Lifting, Learning, and Longevity: Why I’ll Never Stop Evolving My Training
Strength, Curiosity, and the Long Game: Why You Should Always Keep Learning
I was taught by my dad. From a young age, he instilled in me the value of fitness — not just for how it made you look, but for what it built inside you: discipline, consistency, and mental toughness. I lifted weights as a teenager, but it wasn’t until college that I truly started training. That’s when it all started to click — not just the physical grind, but the mindset of showing up with purpose.
From then on, fitness became a permanent part of my life. No matter what season I was in — whether I was building businesses, navigating stress, or trying to stay grounded — training kept me steady. I followed 6-, 8-, and 12-week cycles. I mixed in sprint work, endurance training, and even ran a marathon at 30. I stayed curious. I experimented. I kept showing up.

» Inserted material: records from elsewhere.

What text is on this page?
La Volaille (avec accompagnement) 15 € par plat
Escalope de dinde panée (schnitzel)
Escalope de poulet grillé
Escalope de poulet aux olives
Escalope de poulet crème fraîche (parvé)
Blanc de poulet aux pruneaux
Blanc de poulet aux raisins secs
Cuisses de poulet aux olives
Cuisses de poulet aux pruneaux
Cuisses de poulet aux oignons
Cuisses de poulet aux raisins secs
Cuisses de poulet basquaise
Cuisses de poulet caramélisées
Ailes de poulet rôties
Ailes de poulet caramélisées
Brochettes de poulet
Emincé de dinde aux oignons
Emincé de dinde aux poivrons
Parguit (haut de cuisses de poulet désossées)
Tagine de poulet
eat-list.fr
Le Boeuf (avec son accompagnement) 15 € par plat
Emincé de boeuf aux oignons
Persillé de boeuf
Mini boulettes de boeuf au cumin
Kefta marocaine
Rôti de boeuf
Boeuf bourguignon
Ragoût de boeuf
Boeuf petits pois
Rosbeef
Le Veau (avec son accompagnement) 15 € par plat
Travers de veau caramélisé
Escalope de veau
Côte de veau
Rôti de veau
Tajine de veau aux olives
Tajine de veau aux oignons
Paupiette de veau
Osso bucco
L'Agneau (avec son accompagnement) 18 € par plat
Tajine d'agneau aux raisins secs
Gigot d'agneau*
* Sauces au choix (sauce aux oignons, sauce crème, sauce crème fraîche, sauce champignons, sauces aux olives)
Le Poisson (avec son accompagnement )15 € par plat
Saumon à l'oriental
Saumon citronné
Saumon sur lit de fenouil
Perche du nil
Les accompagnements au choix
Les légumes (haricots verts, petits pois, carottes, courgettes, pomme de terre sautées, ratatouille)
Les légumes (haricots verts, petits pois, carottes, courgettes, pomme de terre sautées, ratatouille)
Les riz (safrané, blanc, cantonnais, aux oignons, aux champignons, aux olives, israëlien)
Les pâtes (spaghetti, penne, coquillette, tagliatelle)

And over the years, I learned a lot. Not just about the body, but about focus, recovery, pacing, and how far consistency can really take you. By the time I turned 40, I felt like I was in the best shape of my life — strong, balanced, and experienced.
But then something shifted.
I picked up a book by Pavel Tsatsouline — and it changed everything.
His approach to strength wasn’t flashy. It wasn’t about chasing soreness or doing more volume just for the sake of it. It was about control. Simplicity. Power. It was about training for strength — not fatigue. And when I read it, it was like everything I had intuitively felt for years finally had a name.
I realized something important: even though I had been training for decades, I hadn’t always been training for strength. Not really.
Pavel’s work — and the books that followed — gave me clarity. I absorbed every page, searching for the small details that could make a big difference. And I found them. From rep quality to tension techniques, breathing, recovery, nervous system awareness — it was all there. Paired with my nutrition and existing training habits, I finally felt like I had the complete system.
What I call full programming.
It wasn’t about doing more — it was about doing what mattered. With focus. With intent. And with the humility to keep learning, no matter how much I thought I already knew.
Because that’s the real secret:
You never arrive.
There’s no finish line. No final version of yourself. There’s always room to grow — if you stay open enough to see it.
That mindset — always learning, always refining — has carried over into every area of my life. Business. Relationships. Parenting. Leadership. Life keeps teaching, but only if you’re willing to listen.
You don’t need a complete overhaul to get better. Sometimes, one book, one idea, one adjustment is enough to unlock your next level.
So whether you’re just starting your journey or 20 years in, the advice stays the same:
Stay consistent.
Stay curious.
Stay humble.
That’s how you get strong — in the gym, in business, and in life.